Thursday, January 30, 2020

Recipe #3 - Keto Snickerdoodle Custard Ice Cream


Continuing my series of low-carb ice cream recipes (first two here and here), here's one for Snickerdoodle with a custard base. I can't find a record of what I adapted this from, so if anyone recognizes it, please let me know and I'll add an attribution.

This one's a custard base, so it's a bit more work than the Chai Tea (Philly base). That said, it's only an extra 5-10 min. and the creaminess off the egg yolk is totally worth it if that's what you're in the mood for. 
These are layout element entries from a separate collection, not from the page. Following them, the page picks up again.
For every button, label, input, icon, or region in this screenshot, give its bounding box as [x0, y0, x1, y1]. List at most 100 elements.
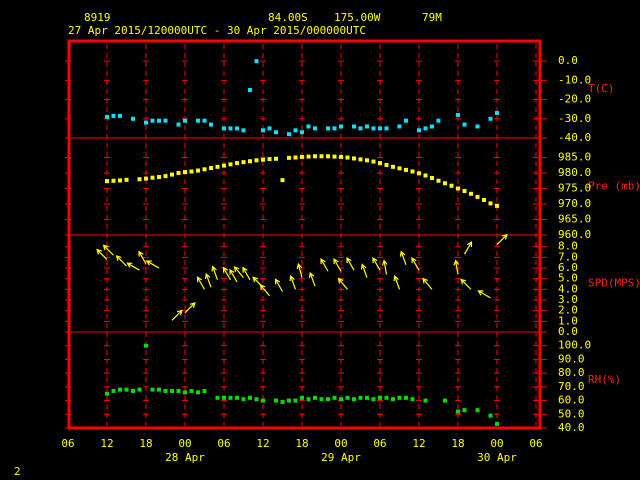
data-point	[404, 395, 408, 400]
data-point	[495, 111, 499, 116]
data-point	[339, 154, 343, 159]
data-point	[267, 126, 272, 131]
data-point	[456, 186, 460, 191]
data-point	[105, 391, 109, 396]
data-point	[365, 124, 369, 129]
data-point	[176, 171, 181, 176]
data-point	[326, 126, 330, 131]
data-point	[319, 397, 324, 402]
data-point	[462, 122, 467, 127]
data-point	[267, 157, 272, 162]
period: 27 Apr 2015/120000UTC - 30 Apr 2015/0000…	[68, 24, 366, 37]
data-point	[248, 159, 252, 164]
data-point	[261, 128, 265, 133]
data-point	[254, 397, 259, 402]
wind-arrow	[360, 263, 368, 278]
x-tick-label: 06	[217, 437, 230, 450]
data-point	[482, 197, 486, 202]
y-tick-label: -20.0	[558, 93, 591, 106]
data-point	[475, 408, 480, 413]
data-point	[183, 118, 187, 123]
data-point	[313, 154, 317, 159]
data-point	[352, 156, 356, 161]
data-point	[150, 118, 155, 123]
wind-arrow	[496, 233, 508, 246]
data-point	[397, 124, 402, 129]
wind-arrow	[460, 278, 472, 290]
y-tick-label: 80.0	[558, 366, 585, 379]
data-point	[150, 387, 155, 392]
wind-arrow	[453, 259, 460, 275]
data-point	[254, 59, 259, 64]
x-tick-label: 00	[490, 437, 503, 450]
data-point	[300, 154, 304, 159]
data-point	[319, 154, 324, 159]
data-point	[352, 124, 356, 129]
y-tick-label: 960.0	[558, 228, 591, 241]
y-tick-label: -30.0	[558, 112, 591, 125]
wind-arrow	[184, 302, 196, 314]
data-point	[105, 179, 109, 184]
data-point	[144, 176, 148, 181]
data-point	[131, 388, 135, 393]
wind-arrow	[422, 277, 433, 290]
data-point	[196, 390, 200, 395]
data-point	[196, 168, 200, 173]
data-point	[358, 395, 363, 400]
data-point	[235, 126, 239, 131]
data-point	[306, 154, 311, 159]
data-point	[196, 118, 200, 123]
wind-arrow	[171, 309, 183, 321]
data-point	[443, 398, 447, 403]
wind-arrow	[102, 244, 114, 256]
y-tick-label: 100.0	[558, 339, 591, 352]
data-point	[423, 126, 428, 131]
data-point	[189, 388, 194, 393]
data-point	[443, 181, 447, 186]
data-point	[365, 395, 369, 400]
y-tick-label: 980.0	[558, 166, 591, 179]
data-point	[241, 397, 246, 402]
wind-arrow	[204, 272, 212, 288]
y-tick-label: 90.0	[558, 352, 585, 365]
data-point	[157, 118, 161, 123]
data-point	[378, 126, 382, 131]
x-tick-label: 00	[334, 437, 347, 450]
data-point	[131, 116, 135, 121]
wind-arrow	[411, 256, 420, 271]
data-point	[124, 387, 129, 392]
wind-arrow	[96, 248, 108, 260]
y-tick-label: 965.0	[558, 213, 591, 226]
plot-layer: 06 12 18 00 06 12 18 00 06 12 18 00 06 28 Apr 29 Apr 30…	[61, 44, 640, 464]
wind-arrow	[196, 276, 206, 290]
data-point	[423, 173, 428, 178]
data-point	[176, 122, 181, 127]
data-point	[235, 395, 239, 400]
data-point	[404, 118, 408, 123]
wind-arrow	[372, 256, 381, 271]
data-point	[137, 387, 142, 392]
data-point	[391, 164, 395, 169]
y-tick-label: 7.0	[558, 250, 578, 263]
data-point	[293, 128, 298, 133]
data-point	[274, 398, 278, 403]
data-point	[163, 388, 168, 393]
data-point	[339, 124, 343, 129]
data-point	[287, 132, 291, 137]
wind-arrow	[222, 266, 232, 281]
data-point	[248, 395, 252, 400]
data-point	[313, 126, 317, 131]
data-point	[144, 343, 148, 348]
data-point	[352, 397, 356, 402]
data-point	[222, 395, 226, 400]
data-point	[118, 387, 122, 392]
wind-arrow	[211, 265, 219, 280]
data-point	[332, 154, 337, 159]
y-tick-label: 3.0	[558, 293, 578, 306]
station-id: 8919	[84, 11, 111, 24]
data-point	[345, 395, 350, 400]
data-point	[157, 175, 161, 180]
y-tick-label: 70.0	[558, 380, 585, 393]
wind-arrow	[477, 290, 491, 299]
data-point	[300, 395, 304, 400]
In the recipe below, I give two different options for the stabilizers. If you use the ice cream stabilizer mix, it will stay scoopable even when frozen. If you use the alcohol + xanthan gum, it will freeze solid, but return to an ice cream texture if allowed to warm for 10 min. or so before eating.

Hope you enjoy it,

- QD

Keto Snickerdoodle Frozen Custard

Yield: 6 (3/4 cup)
Author:
prep time: 5 Mcook time: 40 Mtotal time: 45 M
Snickerdoodle ice cream using a custard base

ingredients:

  • 170 g allulose
  • 1 tsp. cinnamon
  • 1 tsp. salt
  • 3 g ice cream stabilizer (can substitute 0.25 tsp xanthan gum + 30 g vodka)
  • 360 g heavy cream
  • 355 g almond milk
  • 4 egg yolks (~80 g)
  • 1 tsp. vanilla

instructions:

How to cook Keto Snickerdoodle Frozen Custard

  1. Set up an ice bath in a large bowl and set aside.
  2. In a saucepan, whisk together allulose, cinnamon, salt, and stabilizer. If replacing the stabilizer with vodka + xanthan gum, don't add them here. Instead add with the vanilla. 
  3. Add cream and almond milk and heat over medium to medium-low heat until the temperature is 170 °F, stirring frequently to prevent scorching.
  4. Using the hot mixture, temper the egg yolks, then return the tempered mixture back to the saucepan and continue heating until ~175 °F and the mixture is thick enough to coat the back of a spoon. 
  5. Strain the thickened mixture through a fine mesh sieve and into a bowl set in an ice bath. This removes lumps and rapidly cools down the mixture to stop further cooking of the eggs.
  6. Refrigerate for at least 4 hours and preferably overnight, then freeze in an ice cream maker according to its instructions

NOTES:

To reduce the calorie content, you can replace part of the heavy cream with additional almond milk (1:1 by weight). I've gone as low as 160 g heavy cream and it's still good, though less rich. Even lower might be possible, but I haven't tried.
Calories
228
Fat (grams)
26
Carbs (grams)
2.3
Fiber (grams)
0.1
Net carbs
2.2
Protein (grams)
3.3
Calculated by adding up macros of the individual ingredients. Allulose not included in the Total or Net carbs.